The idea that one is "better" than the other is silly. They're different tools for different jobs.

Nonstick is great when you're cooking foods that are likely to stick, but it's inferior if you want to generate fond for making a pan sauce, and it can't withstand the heat needed for a really good sear, or for stir-frying.
>>
After working in kitchens for the last 17 years the vast majority of pans we use are either plain ali or non stick for eggs, fish and caramel etcc We also have a few carbon steel pans that are used pretty much exclusively for steaks. Its a french brand im sure but not de buyer. They're okay i guess.

I use a brand called vogue at home, since thats also what we use at works and they're cheap with a good metal handle.

Sometimes you do want a bit of sticking however, like if you want to serve whatever your cooking with a pan sauce, or if your making a curry where the fond on the bottom adds a smokey flavour if cooked right.

Cast iron pans are far too heavy to bother with, they take too long to heat up and they rust easily. They can also split in two if dropped.
They make good casserole dishes however,
>>
>>9030379
I'm not sure what you're trying to say here
I'm a home cook so have to use one pan for everything?
Should I eat off paper plates too? Actual dishes are for tryhards?
>>
>>9030406

>I CAN COOK ON WHATEVER I WANT

Privilege card player checked
>>
>>9030406

HEAR ME ROARR
>>
>>9030417
>privilege card
I am also not white. Stop it with the micro-aggresions.
>>
>>9030468

Mexicuck detected
>>
>>9030470
Nope. One down, hundreds to go.
>>
>>9030474

Some type of lesser non-white mudform detected.
>>
>>9029053
IMO the things you should be worried about are:
1. Quality stainless steel that won't pit/rust easily.
2. A well secured and comfortable handle
3. At least one decent layer of aluminum or copper in the base.

For $150, you should be able to get an entire set of cookware. My cookware is already 8 years old, was $125 (on sale) for a full set, cooks great and is in perfect working condition. It has a single layer of relatively thick aluminum on the bottom.

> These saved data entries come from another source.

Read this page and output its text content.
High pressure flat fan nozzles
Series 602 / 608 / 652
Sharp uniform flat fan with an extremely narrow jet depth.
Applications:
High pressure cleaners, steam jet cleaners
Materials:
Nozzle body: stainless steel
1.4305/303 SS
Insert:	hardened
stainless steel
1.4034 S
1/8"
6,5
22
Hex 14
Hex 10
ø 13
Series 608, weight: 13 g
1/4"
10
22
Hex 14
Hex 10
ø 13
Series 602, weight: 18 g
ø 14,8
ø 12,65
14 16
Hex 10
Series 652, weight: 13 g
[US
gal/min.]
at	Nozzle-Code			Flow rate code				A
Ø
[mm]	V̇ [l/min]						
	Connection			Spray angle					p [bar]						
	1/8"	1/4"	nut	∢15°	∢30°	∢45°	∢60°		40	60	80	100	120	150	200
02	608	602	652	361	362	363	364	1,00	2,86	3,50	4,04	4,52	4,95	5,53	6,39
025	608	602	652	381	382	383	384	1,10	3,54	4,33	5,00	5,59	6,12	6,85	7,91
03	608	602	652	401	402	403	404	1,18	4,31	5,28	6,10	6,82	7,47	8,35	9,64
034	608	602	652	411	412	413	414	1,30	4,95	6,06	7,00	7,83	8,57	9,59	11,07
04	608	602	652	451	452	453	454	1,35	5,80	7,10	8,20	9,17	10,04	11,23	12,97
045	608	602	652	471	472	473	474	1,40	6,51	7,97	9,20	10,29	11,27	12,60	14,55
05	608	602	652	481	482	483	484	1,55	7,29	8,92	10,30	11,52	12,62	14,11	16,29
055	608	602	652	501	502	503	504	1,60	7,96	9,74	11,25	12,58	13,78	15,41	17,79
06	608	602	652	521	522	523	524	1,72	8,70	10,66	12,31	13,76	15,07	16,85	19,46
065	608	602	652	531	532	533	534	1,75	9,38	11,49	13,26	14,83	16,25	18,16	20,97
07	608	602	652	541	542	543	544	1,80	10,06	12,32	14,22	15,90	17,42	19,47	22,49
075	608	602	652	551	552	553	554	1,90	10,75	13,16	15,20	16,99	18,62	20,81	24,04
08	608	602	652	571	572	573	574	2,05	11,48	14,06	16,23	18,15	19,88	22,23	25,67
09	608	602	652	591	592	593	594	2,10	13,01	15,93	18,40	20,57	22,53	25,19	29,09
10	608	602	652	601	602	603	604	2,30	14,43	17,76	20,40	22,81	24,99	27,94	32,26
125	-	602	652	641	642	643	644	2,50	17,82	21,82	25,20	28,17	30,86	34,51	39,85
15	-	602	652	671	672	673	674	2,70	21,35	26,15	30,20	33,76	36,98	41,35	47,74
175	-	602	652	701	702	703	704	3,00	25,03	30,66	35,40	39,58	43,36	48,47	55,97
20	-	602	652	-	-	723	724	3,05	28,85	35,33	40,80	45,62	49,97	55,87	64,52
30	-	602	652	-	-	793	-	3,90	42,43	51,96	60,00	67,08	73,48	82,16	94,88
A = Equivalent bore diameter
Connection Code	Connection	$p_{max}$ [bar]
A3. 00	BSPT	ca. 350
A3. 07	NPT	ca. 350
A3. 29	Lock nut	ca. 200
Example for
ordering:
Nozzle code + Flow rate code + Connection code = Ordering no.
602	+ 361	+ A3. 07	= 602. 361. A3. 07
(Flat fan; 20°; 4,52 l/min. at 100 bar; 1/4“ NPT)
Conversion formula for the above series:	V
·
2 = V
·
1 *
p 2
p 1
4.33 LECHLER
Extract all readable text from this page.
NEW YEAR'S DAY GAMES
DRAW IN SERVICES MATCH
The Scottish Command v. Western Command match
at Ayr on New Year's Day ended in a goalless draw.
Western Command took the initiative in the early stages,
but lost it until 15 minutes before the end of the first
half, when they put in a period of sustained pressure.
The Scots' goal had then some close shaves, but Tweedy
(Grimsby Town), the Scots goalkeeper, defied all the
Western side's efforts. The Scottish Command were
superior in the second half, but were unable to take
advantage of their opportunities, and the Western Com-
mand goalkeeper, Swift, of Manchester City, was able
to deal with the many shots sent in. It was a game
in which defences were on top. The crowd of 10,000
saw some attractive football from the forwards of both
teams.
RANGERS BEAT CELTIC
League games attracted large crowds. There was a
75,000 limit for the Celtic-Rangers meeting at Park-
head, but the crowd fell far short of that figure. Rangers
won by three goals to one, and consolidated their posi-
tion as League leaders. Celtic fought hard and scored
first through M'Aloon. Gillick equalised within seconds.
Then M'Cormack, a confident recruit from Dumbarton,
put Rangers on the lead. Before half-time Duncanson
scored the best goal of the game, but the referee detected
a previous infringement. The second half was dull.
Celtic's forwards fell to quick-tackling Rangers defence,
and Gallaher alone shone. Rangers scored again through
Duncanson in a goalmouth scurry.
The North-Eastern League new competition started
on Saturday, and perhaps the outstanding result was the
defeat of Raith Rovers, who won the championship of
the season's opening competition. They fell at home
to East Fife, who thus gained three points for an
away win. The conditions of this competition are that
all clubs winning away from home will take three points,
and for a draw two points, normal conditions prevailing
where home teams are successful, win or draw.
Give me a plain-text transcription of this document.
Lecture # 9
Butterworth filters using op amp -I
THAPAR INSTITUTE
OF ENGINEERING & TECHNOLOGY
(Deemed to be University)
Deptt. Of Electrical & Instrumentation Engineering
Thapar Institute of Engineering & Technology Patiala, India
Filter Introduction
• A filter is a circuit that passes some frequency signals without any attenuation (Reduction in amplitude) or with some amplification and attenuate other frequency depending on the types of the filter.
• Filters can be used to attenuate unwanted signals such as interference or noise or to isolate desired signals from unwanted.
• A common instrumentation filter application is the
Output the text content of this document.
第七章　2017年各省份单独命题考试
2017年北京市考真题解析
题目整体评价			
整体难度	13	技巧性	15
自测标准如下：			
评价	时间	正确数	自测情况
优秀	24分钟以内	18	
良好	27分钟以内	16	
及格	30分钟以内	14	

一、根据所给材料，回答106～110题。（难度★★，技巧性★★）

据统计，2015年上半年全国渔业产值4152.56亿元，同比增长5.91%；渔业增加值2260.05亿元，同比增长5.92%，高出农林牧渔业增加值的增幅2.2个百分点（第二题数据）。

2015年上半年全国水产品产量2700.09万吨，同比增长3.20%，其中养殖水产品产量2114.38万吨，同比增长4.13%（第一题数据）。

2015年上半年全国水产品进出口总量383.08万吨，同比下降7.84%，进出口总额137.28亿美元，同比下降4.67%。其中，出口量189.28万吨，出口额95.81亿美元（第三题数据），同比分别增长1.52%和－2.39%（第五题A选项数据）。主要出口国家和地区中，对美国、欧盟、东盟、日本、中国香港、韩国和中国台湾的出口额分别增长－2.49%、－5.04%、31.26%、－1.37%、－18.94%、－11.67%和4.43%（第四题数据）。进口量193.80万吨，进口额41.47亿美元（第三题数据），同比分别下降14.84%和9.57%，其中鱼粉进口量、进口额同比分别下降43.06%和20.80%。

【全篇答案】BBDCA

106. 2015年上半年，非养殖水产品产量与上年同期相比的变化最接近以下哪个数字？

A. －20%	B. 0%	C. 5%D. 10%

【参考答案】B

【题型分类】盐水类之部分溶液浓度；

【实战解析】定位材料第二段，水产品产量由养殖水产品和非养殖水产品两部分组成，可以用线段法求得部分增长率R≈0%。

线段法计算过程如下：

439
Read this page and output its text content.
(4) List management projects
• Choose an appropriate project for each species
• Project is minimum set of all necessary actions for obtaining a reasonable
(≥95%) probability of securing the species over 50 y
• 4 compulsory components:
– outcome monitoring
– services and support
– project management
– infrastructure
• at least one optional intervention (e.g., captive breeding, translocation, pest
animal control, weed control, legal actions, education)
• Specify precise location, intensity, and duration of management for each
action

The practical difference between aluminum or copper when cooking is negligible, especially since it is coated with steel anyway, and adding multiple layers of stuff is just a meme (3 layers! 6 layers! 9 layers!). What is important is having a sufficient layer to conduct heat well so that the base of the pan heats evenly. More expensive cookware typically also has alu/copper going up the sides of the pan so that the sides also heat evenly, but honestly who gives a fuck? You cook from the bottom of the pan where the heat source is, not from the sides.

The things to stay away from are the extremely cheap cookware that is either only thin steel (no alu or copper at all), or that has only a meaninglessly thin amount of alu/copper. Basically this is dollar-store cookware that will have severe hotspots, making it difficult to cook with for everything other than simmering broth.